Passos apressados surgiram e Tininha voltava, saltitante, seguida de um senhor de meia idade, de óculos fundos e olhar curioso.
- Bom dia!, Abel, muito prazer. - cumprimentou-o com um aperto de mão caloroso.
- Bom dia, Ricardo Maria. - apresentou-se, apreciando o aperto vigoroso de mãos fortes.
- Então, o Professor vem trabalhar e viver para Tomar? Muito bem, - apressou-se a resumir a conversa - e em que lhe posso ser útil? - perguntou, pegando logo na fita métrica, num bloco e num lápis, como se todos os minutos contassem na árdua tarefa de alfaiate numa vila com demasiados homens vaidosos.
- Bem, queria encomendar-lhe, para já, dois fatos de verão, e depois outros de meia estação e mais uns de inverno...
- Comecemos pelo verão!, - interrompeu, indicando-lhe com a mão um local resguardado onde Ricardo iria ser medido e fechando a cortina que os separou do resto da loja. - Pode tirar o casaco e vou medi-lo, para começar já a fazer a sua ficha e depois é só escolher o modelo, os tecidos, e deixe tudo comigo. - resumiu, ajeitando os óculos, quando o tilintar da porta soou e Abel teve de se retirar momentaneamente para cumprimentar um cliente.- Volto já!
Ficou em mangas de camisa a olhar-se no espelho que abrangia toda a parede em frente, analisando o estado do seu colarinho, que parecia encardido. A clarinetista entrou, esticando a fita métrica visivelmente encavacada, com um rubor delicioso nas faces.

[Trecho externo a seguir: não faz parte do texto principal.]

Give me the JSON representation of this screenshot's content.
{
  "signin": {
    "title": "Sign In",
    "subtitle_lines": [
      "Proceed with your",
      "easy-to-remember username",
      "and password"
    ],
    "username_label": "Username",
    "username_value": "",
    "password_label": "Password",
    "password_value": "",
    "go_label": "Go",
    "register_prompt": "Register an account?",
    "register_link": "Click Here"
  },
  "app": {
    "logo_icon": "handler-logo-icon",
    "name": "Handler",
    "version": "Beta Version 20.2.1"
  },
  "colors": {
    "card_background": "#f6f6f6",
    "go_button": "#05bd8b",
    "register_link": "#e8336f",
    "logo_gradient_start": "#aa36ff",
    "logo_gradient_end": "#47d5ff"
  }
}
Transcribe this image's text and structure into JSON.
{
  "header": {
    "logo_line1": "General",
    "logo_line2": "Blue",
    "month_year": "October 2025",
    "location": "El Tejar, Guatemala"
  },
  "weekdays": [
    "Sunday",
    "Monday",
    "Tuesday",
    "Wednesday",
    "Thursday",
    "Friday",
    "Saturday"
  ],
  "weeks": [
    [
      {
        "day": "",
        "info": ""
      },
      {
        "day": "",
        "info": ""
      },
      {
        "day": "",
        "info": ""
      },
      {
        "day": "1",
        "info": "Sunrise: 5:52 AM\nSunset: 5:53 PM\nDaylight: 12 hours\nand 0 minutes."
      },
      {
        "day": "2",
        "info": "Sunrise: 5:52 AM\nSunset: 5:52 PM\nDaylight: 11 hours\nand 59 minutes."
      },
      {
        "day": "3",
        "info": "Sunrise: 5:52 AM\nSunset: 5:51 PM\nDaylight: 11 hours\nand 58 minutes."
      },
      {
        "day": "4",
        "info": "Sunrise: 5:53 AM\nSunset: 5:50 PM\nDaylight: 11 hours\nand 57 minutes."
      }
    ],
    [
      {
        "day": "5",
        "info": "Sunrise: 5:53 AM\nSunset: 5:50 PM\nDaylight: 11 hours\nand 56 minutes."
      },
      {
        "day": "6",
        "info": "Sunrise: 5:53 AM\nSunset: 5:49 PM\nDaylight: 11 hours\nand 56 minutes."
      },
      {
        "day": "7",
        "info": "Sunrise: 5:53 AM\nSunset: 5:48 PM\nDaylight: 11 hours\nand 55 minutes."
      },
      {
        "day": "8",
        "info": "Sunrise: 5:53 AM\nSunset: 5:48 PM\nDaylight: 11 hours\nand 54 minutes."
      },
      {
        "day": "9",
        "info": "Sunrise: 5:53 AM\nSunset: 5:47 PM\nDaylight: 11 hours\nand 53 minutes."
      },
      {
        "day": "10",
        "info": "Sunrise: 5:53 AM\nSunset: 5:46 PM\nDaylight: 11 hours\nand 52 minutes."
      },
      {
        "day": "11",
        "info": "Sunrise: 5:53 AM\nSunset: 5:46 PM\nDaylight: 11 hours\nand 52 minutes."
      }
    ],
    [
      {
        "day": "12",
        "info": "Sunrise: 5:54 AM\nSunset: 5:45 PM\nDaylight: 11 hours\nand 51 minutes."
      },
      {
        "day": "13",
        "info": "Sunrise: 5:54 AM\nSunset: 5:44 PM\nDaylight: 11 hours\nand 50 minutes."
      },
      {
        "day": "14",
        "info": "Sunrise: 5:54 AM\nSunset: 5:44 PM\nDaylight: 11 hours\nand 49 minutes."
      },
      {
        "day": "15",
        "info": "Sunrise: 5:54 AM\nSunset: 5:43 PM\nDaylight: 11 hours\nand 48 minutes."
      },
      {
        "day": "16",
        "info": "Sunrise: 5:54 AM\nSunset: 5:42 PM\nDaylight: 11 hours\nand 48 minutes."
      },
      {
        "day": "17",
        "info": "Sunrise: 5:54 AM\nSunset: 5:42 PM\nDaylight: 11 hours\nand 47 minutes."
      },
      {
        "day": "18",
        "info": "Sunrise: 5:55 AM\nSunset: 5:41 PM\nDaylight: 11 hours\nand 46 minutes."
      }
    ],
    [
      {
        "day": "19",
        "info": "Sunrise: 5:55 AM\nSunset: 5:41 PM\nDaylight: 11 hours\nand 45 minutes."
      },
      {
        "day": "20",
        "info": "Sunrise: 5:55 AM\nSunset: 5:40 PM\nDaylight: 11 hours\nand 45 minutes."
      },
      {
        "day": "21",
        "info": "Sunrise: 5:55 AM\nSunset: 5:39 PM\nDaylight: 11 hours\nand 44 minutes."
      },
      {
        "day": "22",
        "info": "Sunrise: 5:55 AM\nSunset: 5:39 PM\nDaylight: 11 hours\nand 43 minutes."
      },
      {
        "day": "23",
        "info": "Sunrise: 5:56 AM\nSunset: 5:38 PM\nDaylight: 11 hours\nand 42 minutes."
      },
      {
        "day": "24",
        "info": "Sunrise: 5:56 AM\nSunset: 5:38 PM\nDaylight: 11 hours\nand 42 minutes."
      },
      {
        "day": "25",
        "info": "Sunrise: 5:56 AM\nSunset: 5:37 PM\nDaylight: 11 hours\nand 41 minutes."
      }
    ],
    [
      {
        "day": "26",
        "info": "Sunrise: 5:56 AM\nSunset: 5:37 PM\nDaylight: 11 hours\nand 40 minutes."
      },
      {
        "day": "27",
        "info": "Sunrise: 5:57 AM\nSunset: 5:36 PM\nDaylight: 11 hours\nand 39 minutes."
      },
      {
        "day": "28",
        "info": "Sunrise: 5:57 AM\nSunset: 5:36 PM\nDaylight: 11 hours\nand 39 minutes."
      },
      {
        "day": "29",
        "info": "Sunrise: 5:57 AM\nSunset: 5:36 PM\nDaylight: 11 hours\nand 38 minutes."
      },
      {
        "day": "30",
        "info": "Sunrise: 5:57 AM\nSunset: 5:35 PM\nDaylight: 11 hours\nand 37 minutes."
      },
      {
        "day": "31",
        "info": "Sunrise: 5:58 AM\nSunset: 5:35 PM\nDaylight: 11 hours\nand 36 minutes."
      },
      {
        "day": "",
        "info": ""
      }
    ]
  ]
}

- O meu tio não pode vir medi-lo. - explicou, aproximando-se dele - Vire-se. - ordenou-lhe, com a voz colocada. - Levante os braços, por favor. - acrescentou duramente. - Muito bem... - escrevinhou o mais rápido possível no bloco e colocou o lápis na boca, depois da última ordem - Vire-se de frente. - ajoelhou-se, colocando-se de lado e medindo a altura das pernas, corada até às orelhas. Ricardo ficou imóvel, com a respiração suspensa, olhando-a no espelho. Uma mulher na posição mais submissa que podia haver, agachada aos seus pés, mas que o aterrorizava de uma forma inexplicável. Mantinha os braços estupidamente no ar, como se pedisse clemência, sem notar na sua figura, concentrado nela. Maria Helena colocou-se na sua frente, medindo o entre-pernas, e do espelho surgia a imagem mais erótica que tinha alguma vez visto. Desviou o olhar do espelho, com pudor, enquanto aquela tortura não acabava. Ela levantou-se num pulo ágil e rodeou-lhe a cintura, chegando-se indecentemente a ele e respirando-lhe no ouvido, ao tentar encontrar as suas mãos atrás dele. Ricardo mantinha os braços no ar, em súplica, como se sentisse vulnerável aos movimentos decididos da ajudante do alfaiate. Não poderia contar aquele escândalo em casa, as suas mulheres teriam certamente muito má opinião de Maria Helena, uma clarinetista dotada, de formas luxuriantes, que media o entre-pernas de homens desconhecidos, e casada. 
- Pronto! Pode vestir o casaco. - saiu apressadamente de detrás da cortina, poisando o bloco com as mãos trémulas, pegando no seu casaco e carteira e fugindo da loja do tio Abel. Como iria encarar o homem na escola, diariamente, depois de lhe ter tocado nas partes íntimas, mesmo que só de raspão, e o ter desejado daquela forma violenta e animal, em silêncio e segredo. Felizmente iria no final da semana passar a época balnear na Nazaré, onde anualmente ia a banhos terapêuticos e não o iria ver até quase ao início das aulas, pensou aliviada. Quando voltasse já se teria esquecido do aroma doce do seu colarinho imaculado que denunciava uma esposa dedicada e tudo voltaria a ser como antes.